Bear – 13th a bit late for us: Le Tour goes past our mate’s place on the 15th and we’ll already be there! Woohoo!
Another time then. (and Im doing the course with the aim of learning stuff. As for pissing around with my home CH system I consider it more of an experimental lab 😉 )
Stu’s been a top bloke and emailed me a circuit diag based around a pair of relays which fills in the hole in my understanding, and is bang on. Im very grateful.
The reason for the switching is that I have a solar thermal system that, like a nuclear reactor, cant be turned off so I need to be able to rig an automatic heat dump for when we go on holiday.
(usually losses and uses are more than sufficient to prevent an overheat, but sustained collection with no emission may be too much for the losses in the system to dissipate)

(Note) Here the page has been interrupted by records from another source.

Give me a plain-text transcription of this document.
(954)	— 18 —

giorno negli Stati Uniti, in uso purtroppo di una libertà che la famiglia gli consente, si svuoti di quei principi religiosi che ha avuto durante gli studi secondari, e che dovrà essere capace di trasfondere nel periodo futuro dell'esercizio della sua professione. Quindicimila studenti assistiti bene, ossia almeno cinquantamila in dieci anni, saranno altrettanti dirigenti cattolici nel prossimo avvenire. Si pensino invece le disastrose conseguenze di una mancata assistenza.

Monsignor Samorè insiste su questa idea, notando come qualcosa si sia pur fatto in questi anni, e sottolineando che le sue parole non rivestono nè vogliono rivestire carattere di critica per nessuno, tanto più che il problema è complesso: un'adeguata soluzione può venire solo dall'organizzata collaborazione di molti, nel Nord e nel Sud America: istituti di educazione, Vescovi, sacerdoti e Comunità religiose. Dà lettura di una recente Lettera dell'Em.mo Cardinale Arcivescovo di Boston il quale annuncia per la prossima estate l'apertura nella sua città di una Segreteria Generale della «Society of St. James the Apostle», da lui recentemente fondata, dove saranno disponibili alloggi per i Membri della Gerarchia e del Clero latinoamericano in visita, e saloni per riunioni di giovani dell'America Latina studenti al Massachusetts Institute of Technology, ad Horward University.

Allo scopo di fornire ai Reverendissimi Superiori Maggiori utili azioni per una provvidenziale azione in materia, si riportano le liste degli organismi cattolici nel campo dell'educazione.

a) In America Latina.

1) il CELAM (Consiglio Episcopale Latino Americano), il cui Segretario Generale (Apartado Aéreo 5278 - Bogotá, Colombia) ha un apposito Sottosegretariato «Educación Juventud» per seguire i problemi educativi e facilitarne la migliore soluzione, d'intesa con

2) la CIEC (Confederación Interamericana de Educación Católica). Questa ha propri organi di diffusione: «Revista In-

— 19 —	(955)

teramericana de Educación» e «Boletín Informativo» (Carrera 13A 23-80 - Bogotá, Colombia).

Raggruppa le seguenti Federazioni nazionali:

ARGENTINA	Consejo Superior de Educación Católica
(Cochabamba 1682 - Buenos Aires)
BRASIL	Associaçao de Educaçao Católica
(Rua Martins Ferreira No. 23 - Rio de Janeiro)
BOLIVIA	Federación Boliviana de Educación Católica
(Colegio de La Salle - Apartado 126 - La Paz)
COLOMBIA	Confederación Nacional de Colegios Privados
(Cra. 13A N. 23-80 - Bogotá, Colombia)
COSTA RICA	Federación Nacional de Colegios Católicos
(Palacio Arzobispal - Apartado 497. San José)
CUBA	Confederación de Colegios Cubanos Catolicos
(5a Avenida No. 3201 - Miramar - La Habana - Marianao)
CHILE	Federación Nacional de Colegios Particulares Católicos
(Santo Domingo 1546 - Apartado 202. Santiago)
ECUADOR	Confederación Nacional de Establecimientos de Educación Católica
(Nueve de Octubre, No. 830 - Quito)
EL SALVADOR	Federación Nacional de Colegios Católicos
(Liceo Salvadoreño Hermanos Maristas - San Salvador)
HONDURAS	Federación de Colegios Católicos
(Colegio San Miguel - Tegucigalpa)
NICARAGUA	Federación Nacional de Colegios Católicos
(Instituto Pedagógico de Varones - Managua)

So I want to link my solar thermal controller (which turns on the solar thermal pump that brings heat from the collector to the thermal store) to ALSO turn on my Underfloor heating. Obviously only when I want it to, by a switch. My 1,500 sq ft stone floor then becomes my heat dump.
This means I have two controllers sending live to the one UFH pump, independently of each other (although obviously extremely unlikely that they do it together). The UFH controller is a timer/thermostatic jobbie with its own switch relay. The solar thermal pump is actuated by the hysteresis between the solar collector and the thermal store.
So with the relay set up, although I have to caution that there are more than one point of isolation, I can use the two relays to switch a spur to the UFH pump.
i.e. when the UFH controller say “yes”, then it’s on and not f***** with the solar controller, and when the Solar Thermal controller say “Si” it’s on too. And indeed both can be on at the same time with no problems.